Dans un précédent envoi, le 13 janvier, j’avais commencé l’analyse d’un document publié par The Israel Project, une officine défendant l’Etat d’Israël. Ce texte d’une centaine de pages, qui ne devait pas être rendu public, avait été dévoilé au mois de juillet dernier par Douglas Bloomfield, un ancien et important responsable du lobby pro-israélien AIPAC, dans un article du New Jersey Jewish News, sous le titre « Change the policy or change the subject ? ». Cet article fut suivi par un autre, écrit par Chris McGreal pour le quotidien britannique The Guardian (23 août 2009), sous le titre « Pro-Israel groups accuse Obama of promoting “ethnic cleansing” ». Selon le journaliste, dans le document mentionné, The Israel Project affirmait que le démantèlement des colonies israéliennes équivalait à un nettoyage ethnique et mettait en cause la sécurité d’Israël.

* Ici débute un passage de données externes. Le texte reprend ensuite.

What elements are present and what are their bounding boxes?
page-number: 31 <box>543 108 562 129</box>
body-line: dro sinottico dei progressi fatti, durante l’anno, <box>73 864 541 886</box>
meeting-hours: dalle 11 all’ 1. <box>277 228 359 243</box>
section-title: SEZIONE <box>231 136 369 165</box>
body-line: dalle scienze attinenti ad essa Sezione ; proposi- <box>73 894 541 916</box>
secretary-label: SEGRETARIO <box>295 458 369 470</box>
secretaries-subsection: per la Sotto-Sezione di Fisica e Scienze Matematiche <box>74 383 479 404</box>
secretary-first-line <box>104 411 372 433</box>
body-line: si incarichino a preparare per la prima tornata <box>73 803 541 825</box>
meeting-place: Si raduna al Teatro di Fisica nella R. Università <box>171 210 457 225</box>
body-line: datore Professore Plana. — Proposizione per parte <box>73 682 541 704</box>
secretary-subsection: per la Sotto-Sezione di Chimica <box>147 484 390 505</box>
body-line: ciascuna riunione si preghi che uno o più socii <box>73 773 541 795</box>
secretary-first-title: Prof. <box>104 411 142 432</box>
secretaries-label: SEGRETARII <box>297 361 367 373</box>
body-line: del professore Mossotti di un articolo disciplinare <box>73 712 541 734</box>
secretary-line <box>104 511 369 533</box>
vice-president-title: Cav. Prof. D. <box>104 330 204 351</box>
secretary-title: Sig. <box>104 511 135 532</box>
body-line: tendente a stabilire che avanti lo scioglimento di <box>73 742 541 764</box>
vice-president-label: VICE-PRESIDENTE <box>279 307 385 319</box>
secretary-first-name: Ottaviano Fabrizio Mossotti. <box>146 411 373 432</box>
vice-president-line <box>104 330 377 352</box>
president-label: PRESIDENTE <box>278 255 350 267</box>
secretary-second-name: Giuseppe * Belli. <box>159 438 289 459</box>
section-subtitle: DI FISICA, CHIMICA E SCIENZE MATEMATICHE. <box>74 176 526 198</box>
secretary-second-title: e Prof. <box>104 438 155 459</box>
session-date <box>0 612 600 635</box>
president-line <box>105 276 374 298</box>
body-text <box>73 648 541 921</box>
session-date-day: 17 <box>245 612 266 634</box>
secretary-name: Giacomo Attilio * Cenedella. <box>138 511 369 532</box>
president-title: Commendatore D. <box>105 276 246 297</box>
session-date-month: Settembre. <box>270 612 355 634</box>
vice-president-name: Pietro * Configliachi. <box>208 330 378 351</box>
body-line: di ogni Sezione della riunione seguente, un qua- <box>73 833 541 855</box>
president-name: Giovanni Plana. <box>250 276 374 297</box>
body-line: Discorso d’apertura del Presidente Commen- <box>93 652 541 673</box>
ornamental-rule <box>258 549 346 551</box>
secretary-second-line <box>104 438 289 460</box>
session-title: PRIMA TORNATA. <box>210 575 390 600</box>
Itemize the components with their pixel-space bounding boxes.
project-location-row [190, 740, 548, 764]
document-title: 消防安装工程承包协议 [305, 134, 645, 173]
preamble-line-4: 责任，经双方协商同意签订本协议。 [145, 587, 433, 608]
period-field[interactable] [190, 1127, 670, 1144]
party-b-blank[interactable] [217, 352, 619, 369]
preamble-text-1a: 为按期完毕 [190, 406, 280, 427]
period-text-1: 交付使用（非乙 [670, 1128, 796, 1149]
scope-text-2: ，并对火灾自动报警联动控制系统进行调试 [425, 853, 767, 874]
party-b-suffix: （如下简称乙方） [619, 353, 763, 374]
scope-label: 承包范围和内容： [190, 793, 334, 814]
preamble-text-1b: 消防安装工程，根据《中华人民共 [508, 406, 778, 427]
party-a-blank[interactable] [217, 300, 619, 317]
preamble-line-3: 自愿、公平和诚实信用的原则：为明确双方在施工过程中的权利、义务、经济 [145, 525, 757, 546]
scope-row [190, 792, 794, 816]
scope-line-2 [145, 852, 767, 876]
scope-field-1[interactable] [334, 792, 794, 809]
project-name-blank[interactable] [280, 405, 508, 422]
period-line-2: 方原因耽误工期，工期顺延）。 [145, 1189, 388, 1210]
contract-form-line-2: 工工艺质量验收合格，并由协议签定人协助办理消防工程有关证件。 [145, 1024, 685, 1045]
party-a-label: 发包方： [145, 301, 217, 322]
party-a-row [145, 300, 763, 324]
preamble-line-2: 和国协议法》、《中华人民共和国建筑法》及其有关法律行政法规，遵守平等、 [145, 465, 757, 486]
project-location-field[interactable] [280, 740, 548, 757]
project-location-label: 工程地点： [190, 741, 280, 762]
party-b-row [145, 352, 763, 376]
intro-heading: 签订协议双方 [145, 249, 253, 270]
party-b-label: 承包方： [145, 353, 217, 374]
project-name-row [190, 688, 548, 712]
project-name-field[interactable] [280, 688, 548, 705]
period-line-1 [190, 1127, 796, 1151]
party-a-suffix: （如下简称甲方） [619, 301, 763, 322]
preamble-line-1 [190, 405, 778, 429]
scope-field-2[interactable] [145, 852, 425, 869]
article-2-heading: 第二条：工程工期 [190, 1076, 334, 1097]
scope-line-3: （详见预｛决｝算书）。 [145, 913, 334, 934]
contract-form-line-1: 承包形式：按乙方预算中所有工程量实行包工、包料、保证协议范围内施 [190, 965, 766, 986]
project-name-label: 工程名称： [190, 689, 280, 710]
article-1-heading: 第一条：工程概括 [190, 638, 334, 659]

A la suite d’un coup de fil demandant des précisions, Jennifer Laszlo Mizrahi, fondatrice et présidente de The Israel Project, nous a transmis cette précision :

« La version de ce guide qui circulait sur le Web était une version préliminaire et elle contenait des choses que nous avons retirées. Par exemple, dans l’ébauche, nous avons utilisé les mots “nettoyage ethnique” : une grosse erreur qui a été retirée. Mais l’ancienne version de ce guide a été mise en ligne : nous avons donc envoyé une explication et des excuses aux journalistes qui nous ont interrogés à ce sujet. »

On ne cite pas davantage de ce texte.